Book Review: 17 Equations that Changed the World

3 Jan

17 Equations that Changed the World by Ian Stewart 2012


My previous book review of Cosmic Numbers, The Numbers that Define Our Universe by James D Stein 2011… declared it “fantastic.”

I did not reread it immediately, because my young friend (recent Mechanical Engineering graduate) had also loaned me 17 Equations that Changed the World.  Going from numbers to equations is an order of magnitude (or more) level of difficulty.  Each chapter could be a book it self.  Ian Stewart does an amazing job putting the mathematical developments into historical context with an engaging narrative to pull the readers along.

The last three chapters were new territory for me with subjects of information theory, chaos theory and the Black-Scholes equation used by the financial services industry.  Wow!  I have questions…not for my readers…but as an inquiring mind.

Again, this book is a great recommendation for students young and old(er) interested in STEM (Science Technology Engineering and Math).  I added a new page to this website with a STEM reading list.

BTW I asked Glenda where she got this book…thinking it was required reading with course work…No….how fun is this?  She found it at Shakespeare and Company Kilometer Zero, a bookstore in PARIS!

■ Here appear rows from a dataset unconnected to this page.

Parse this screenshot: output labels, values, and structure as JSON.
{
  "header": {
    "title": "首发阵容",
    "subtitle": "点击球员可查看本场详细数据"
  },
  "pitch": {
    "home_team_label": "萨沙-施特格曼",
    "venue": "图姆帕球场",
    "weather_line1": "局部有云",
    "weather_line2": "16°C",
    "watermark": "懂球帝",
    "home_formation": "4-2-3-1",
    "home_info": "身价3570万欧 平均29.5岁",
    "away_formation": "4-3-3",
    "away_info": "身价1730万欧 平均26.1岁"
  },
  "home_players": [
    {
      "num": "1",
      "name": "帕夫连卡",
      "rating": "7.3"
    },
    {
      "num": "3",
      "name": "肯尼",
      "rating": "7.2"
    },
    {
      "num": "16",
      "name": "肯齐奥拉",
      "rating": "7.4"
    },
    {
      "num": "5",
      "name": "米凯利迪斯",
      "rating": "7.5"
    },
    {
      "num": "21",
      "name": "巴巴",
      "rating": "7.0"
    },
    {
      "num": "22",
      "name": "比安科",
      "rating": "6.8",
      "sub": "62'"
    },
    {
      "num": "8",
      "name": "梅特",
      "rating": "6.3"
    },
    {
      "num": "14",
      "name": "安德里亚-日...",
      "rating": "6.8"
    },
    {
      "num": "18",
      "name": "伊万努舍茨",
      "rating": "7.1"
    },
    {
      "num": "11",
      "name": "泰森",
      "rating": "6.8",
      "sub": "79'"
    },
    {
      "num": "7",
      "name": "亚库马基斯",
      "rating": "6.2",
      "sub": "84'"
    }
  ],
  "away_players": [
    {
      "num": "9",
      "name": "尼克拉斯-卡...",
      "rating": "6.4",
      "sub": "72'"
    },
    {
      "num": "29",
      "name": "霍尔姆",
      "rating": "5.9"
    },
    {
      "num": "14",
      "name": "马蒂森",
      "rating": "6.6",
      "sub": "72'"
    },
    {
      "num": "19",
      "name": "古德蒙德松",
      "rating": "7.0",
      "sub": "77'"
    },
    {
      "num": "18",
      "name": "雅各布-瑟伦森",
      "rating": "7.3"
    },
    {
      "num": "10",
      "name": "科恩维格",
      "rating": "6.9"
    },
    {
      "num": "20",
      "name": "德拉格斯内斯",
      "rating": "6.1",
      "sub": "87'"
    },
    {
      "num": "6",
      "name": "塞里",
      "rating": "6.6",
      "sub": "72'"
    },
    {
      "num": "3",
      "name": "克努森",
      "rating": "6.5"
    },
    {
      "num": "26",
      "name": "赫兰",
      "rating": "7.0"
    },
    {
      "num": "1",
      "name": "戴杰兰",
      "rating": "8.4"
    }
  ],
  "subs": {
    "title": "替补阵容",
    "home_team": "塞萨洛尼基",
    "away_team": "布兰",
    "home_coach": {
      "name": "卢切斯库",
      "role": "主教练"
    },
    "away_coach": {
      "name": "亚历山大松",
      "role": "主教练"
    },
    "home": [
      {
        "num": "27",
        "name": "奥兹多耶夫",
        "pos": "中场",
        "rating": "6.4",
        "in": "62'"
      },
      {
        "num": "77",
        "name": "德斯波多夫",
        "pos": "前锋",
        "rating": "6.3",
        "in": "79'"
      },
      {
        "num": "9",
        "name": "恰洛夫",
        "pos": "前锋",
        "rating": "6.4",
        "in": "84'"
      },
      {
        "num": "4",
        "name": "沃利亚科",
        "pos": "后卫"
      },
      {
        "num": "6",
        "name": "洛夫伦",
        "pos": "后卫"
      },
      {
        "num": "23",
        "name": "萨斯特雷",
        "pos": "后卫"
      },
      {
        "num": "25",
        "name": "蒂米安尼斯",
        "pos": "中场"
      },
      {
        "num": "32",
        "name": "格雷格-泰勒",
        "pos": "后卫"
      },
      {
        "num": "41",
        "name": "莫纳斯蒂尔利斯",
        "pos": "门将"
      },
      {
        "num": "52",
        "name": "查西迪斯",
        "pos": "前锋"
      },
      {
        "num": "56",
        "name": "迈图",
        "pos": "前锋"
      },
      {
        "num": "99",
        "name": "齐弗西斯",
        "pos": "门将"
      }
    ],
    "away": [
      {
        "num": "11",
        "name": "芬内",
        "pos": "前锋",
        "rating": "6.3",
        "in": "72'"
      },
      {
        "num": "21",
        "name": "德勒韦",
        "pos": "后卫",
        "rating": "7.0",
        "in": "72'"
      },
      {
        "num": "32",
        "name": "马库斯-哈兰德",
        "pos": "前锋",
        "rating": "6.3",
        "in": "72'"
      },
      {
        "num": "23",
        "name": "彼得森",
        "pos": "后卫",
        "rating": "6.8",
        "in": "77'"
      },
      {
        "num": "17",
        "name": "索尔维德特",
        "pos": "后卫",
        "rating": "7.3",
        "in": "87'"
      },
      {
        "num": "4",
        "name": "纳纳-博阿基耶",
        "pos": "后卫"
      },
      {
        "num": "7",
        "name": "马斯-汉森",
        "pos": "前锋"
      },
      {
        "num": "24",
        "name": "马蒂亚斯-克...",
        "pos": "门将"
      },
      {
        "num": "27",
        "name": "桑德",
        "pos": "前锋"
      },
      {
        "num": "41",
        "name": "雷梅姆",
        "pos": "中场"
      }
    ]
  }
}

Book Review: Cosmic Numbers by JD Stein

28 Nov



Previous book reviews included a book with an author having my maiden name as well as a book with a photograph of my niece on the cover.  This recommendation is a challenge.  Stein explains the universe with numbers and why.

A new friend who is also a recent Mechanical Engineering graduate and world traveler loaned me Cosmic Numbers.  I studied physics, chemistry, thermodynamics and differential equations completing my engineering degree…in the last millennium.  Differential equations:  my least favorite subject.  Cosmic Numbers is fantastic!  I plan to reread it and go deeper.   To engage us with his passion for science and why it matters to us, Stein wisely includes personal stories with biographical stories of the scientists credited with the discoveries.  Check out page 147.  Stein includes a theory on why James Bond is also known as 007…

Do you know a young person interested in STEM?  Stein describes how twelve scientists came to their conclusions as well as building on the work of others.  Consider recommending this book to inspire interest in STEM.